Politische Berichte Nr.4/2022 (PDF)03a
Blick auf die Medien

EUGH: Österreich diskriminiert bei Kindergeld und Familienleistungen

Rolf Gehring, Brüssel. Im Juli 2020 reichte die Europäische Kommission eine Klage gegen Österreich ein, um die Arbeitnehmerfreizügigkeit und eine nicht diskriminierende Koordinierung der sozialen Sicherungssysteme nach europäischem Recht durchzusetzen. Sie beantragte, der Gerichtshof möge: „feststellen, dass die Republik Österreich durch die Einführung eines Anpassungsmechanismus in Bezug auf die Familienbeihilfe und den Kinderabsetzbetrag für Erwerbstätige, deren Kinder ständig in einem anderen Mitgliedstaat wohnen, gegen ihre Verpflichtung aus Artikel 7 und Artikel 67 der Verordnung (EG) Nr. 883/2004 (Koordinierung der sozialen Sicherungssysteme – rog) sowie gegen ihre Verpflichtung aus Artikel 4 der Verordnung Nr. 492/2022 (Verordnung über die Freizügigkeit der Arbeitnehmer in der Union – rog) verstoßen hat“.

Österreich führte im Januar 2019 einen Anpassungsmechanismus für die Berechnung der Pauschalbeträge der Familienbeihilfe und diverser Steuervergünstigungen (Kinderabsetzbetrag, Familienbonus Plus, Alleinverdiener-Absetzbetrag, Alleinerzieherabsetzbetrag, Unterhaltsabsetzbetrag) für Erwerbstätigen, deren Kinder ständig in einem anderen Mitgliedstaat wohnen. Die Anpassung kann sowohl nach oben als auch nach unten erfolgen und richtet sich nach dem allgemeinen Preisniveau im betreffenden Mitgliedstaat.

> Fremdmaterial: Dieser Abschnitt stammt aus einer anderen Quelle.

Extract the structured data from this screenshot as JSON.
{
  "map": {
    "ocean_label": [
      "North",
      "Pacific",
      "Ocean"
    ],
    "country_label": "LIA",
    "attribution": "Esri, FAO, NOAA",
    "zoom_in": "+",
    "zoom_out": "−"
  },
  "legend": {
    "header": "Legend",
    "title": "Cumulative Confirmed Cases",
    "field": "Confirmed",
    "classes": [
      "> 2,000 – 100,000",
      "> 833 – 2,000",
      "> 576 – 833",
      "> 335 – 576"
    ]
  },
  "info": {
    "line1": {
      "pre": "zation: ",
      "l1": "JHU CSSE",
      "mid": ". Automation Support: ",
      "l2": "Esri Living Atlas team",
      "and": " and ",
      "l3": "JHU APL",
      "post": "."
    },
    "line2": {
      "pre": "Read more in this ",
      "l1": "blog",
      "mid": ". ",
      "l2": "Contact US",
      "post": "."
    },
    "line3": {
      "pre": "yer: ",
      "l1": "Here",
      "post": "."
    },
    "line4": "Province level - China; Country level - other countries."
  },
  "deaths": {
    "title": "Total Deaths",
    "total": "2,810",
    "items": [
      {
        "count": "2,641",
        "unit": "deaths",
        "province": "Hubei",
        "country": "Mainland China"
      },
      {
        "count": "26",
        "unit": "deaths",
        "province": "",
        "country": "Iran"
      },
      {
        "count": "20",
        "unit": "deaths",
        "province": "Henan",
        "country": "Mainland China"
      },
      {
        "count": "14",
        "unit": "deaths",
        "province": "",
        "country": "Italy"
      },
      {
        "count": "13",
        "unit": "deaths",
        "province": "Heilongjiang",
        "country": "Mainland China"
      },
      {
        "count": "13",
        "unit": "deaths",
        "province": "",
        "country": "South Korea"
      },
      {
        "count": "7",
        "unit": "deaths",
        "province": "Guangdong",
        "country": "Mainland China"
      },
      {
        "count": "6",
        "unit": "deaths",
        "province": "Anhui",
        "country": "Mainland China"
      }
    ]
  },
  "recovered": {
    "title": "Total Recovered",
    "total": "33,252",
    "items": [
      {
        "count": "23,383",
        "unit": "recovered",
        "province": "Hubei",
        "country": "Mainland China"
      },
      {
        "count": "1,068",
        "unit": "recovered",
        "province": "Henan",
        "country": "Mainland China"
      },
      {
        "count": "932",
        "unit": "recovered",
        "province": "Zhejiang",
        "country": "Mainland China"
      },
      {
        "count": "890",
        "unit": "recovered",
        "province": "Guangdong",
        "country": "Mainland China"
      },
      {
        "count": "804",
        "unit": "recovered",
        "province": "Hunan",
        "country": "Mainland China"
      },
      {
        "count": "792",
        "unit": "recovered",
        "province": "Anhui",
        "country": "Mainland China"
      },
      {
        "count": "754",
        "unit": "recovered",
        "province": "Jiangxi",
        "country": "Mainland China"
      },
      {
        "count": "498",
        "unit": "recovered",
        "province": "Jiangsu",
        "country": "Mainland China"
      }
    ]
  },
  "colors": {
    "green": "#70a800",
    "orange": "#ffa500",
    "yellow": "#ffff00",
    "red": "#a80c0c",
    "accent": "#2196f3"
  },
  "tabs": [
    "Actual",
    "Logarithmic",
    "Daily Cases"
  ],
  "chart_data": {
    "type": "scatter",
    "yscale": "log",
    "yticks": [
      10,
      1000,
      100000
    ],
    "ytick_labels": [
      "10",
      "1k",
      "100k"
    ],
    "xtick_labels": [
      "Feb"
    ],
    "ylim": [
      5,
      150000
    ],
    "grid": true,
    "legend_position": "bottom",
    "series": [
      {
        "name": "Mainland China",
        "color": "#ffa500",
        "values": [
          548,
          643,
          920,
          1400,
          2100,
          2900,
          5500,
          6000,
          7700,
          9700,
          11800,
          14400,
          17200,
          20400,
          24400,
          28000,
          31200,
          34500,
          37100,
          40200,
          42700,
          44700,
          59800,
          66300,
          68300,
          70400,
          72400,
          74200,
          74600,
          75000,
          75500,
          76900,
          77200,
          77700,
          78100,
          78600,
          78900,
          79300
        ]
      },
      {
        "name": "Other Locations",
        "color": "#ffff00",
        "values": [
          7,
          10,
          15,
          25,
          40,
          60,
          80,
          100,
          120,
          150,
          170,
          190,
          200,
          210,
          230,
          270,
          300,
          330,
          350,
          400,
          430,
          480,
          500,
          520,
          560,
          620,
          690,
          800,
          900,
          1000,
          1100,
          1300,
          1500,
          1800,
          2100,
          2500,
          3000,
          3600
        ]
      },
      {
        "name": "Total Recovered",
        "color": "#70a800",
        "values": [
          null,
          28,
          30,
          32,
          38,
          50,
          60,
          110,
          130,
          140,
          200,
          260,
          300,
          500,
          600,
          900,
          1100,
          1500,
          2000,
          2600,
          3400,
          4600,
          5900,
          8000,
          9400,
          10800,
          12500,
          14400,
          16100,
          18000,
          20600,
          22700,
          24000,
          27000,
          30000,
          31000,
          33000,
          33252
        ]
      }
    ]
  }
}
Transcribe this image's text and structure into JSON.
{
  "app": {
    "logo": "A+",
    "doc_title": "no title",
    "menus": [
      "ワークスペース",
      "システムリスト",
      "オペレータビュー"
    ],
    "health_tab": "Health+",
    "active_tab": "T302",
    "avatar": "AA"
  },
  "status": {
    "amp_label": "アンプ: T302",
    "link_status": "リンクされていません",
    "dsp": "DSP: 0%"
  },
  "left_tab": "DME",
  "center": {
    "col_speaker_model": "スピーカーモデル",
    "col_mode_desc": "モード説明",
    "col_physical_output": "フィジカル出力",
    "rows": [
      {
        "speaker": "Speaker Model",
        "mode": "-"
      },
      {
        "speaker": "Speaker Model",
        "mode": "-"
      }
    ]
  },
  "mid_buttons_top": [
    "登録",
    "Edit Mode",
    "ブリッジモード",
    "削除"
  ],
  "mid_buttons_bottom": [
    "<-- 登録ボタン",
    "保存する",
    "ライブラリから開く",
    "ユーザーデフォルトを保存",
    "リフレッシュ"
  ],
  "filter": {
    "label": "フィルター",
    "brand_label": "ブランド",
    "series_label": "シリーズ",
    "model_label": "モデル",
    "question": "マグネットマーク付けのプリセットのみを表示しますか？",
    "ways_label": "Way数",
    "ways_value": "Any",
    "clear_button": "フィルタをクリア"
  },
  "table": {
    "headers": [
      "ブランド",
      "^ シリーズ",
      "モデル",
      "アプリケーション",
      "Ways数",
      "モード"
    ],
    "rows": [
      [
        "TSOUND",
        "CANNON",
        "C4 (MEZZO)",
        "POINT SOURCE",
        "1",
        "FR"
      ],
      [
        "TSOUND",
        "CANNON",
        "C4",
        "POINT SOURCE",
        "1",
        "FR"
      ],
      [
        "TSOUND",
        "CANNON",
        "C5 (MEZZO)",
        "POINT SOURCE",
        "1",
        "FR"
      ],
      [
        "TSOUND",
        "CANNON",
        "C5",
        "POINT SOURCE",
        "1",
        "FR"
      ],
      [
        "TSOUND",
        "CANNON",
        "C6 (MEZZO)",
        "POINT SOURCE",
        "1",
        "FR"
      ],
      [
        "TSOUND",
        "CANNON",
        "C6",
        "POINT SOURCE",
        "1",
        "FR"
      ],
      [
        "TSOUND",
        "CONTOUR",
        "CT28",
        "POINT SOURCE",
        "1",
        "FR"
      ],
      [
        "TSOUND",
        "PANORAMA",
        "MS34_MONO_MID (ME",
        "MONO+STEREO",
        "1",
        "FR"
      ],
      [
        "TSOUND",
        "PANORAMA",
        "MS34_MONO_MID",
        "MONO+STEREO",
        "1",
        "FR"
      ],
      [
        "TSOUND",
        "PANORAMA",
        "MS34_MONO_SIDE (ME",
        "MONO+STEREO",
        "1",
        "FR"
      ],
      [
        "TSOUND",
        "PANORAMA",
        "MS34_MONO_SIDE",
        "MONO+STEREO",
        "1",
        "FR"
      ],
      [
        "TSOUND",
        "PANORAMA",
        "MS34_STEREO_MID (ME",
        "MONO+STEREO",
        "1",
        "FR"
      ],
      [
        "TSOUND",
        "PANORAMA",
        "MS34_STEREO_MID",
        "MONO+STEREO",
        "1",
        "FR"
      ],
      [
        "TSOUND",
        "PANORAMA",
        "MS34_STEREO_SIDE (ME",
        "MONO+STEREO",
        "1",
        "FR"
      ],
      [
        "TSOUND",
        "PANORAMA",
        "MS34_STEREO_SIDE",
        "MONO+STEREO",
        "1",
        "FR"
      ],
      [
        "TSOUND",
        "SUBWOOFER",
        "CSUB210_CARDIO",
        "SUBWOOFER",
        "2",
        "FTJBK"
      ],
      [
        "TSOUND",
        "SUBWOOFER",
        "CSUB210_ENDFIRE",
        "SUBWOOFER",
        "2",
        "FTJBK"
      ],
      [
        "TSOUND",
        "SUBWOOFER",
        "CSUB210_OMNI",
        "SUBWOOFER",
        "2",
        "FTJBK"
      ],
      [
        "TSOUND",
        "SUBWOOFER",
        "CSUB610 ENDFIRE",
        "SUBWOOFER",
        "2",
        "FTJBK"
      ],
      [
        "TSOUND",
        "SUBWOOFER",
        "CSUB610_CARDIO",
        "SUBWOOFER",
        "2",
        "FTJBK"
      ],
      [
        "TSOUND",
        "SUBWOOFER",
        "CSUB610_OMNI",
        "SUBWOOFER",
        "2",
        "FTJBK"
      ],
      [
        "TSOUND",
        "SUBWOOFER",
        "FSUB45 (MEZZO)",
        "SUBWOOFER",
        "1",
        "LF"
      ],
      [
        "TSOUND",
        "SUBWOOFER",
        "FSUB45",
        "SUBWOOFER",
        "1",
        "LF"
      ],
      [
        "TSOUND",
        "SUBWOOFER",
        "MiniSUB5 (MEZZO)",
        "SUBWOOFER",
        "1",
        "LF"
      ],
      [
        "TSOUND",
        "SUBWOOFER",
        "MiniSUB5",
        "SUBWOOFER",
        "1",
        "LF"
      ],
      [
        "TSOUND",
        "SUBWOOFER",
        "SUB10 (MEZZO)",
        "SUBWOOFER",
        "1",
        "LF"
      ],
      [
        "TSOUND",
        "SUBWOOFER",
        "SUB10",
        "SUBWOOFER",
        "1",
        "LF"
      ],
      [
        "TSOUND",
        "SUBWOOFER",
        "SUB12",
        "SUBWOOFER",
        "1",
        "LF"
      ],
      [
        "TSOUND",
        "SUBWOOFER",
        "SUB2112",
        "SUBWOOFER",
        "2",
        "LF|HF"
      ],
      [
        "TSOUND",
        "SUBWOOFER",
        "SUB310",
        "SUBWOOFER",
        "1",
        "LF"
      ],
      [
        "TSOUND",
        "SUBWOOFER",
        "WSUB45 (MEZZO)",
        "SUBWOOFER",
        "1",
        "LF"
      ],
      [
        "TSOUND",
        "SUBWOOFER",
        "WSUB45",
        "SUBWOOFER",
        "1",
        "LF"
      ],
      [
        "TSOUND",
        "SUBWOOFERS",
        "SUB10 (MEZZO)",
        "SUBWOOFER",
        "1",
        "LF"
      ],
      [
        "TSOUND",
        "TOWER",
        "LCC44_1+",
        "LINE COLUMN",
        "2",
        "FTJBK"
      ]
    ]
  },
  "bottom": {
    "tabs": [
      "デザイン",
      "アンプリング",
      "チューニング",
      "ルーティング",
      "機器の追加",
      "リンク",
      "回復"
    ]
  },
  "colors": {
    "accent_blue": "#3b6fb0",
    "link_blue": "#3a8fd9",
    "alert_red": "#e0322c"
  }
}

Der europäische Gerichtshof stellt in seinem Urteil vom 16. Juni zunächst fest, dass die Familienbeihilfe und der Kinderabsetzbetrag, die Gegenstand der Klage sind, Leistungen im Sinne der Verordnung zur Koordinierung der Systeme der sozialen Sicherheit sind. Eine Differenzierung aufgrund der Tatsache, dass Familienangehörige in einem anderen als dem Mitgliedstaat wohnen, ist nicht gestattet. Mit Bezug auf die verschiedenen Steuervergünstigungen weist der Gerichtshof darauf hin, dass nach dem Unionsrecht im Bereich der sozialen Sicherheit jede Diskriminierung aufgrund der Staatsangehörigkeit von Wanderarbeitnehmern rechtswidrig ist. Der Gerichtshof argumentiert dann mit der sozialen Realität, dass nämlich insbesondere Wanderarbeitnehmer betroffen sind, da ihre Kinder oft in einem anderen Land leben. Betroffene Wanderarbeitnehmer kommen wesentlich aus Staaten mit niedrigeren Lebenshaltungskosten als in Österreich, womit die Schlechterstellung begründet wird. Darin sieht das Gericht eine ungerechtfertigte mittelbare Diskriminierung aufgrund der Staatsangehörigkeit. Der Wanderarbeitnehmer ist nämlich in gleicher Weise wie ein inländischer Arbeitnehmer an der Festsetzung und Finanzierung der Beiträge beteiligt, die der Familienbeihilfe und den Steuervergünstigungen zugrunde liegen. Daher verstoße die streitige österreichische Regelung auch gegen die Verordnung über die Freizügigkeit der Arbeitnehmer innerhalb der Union.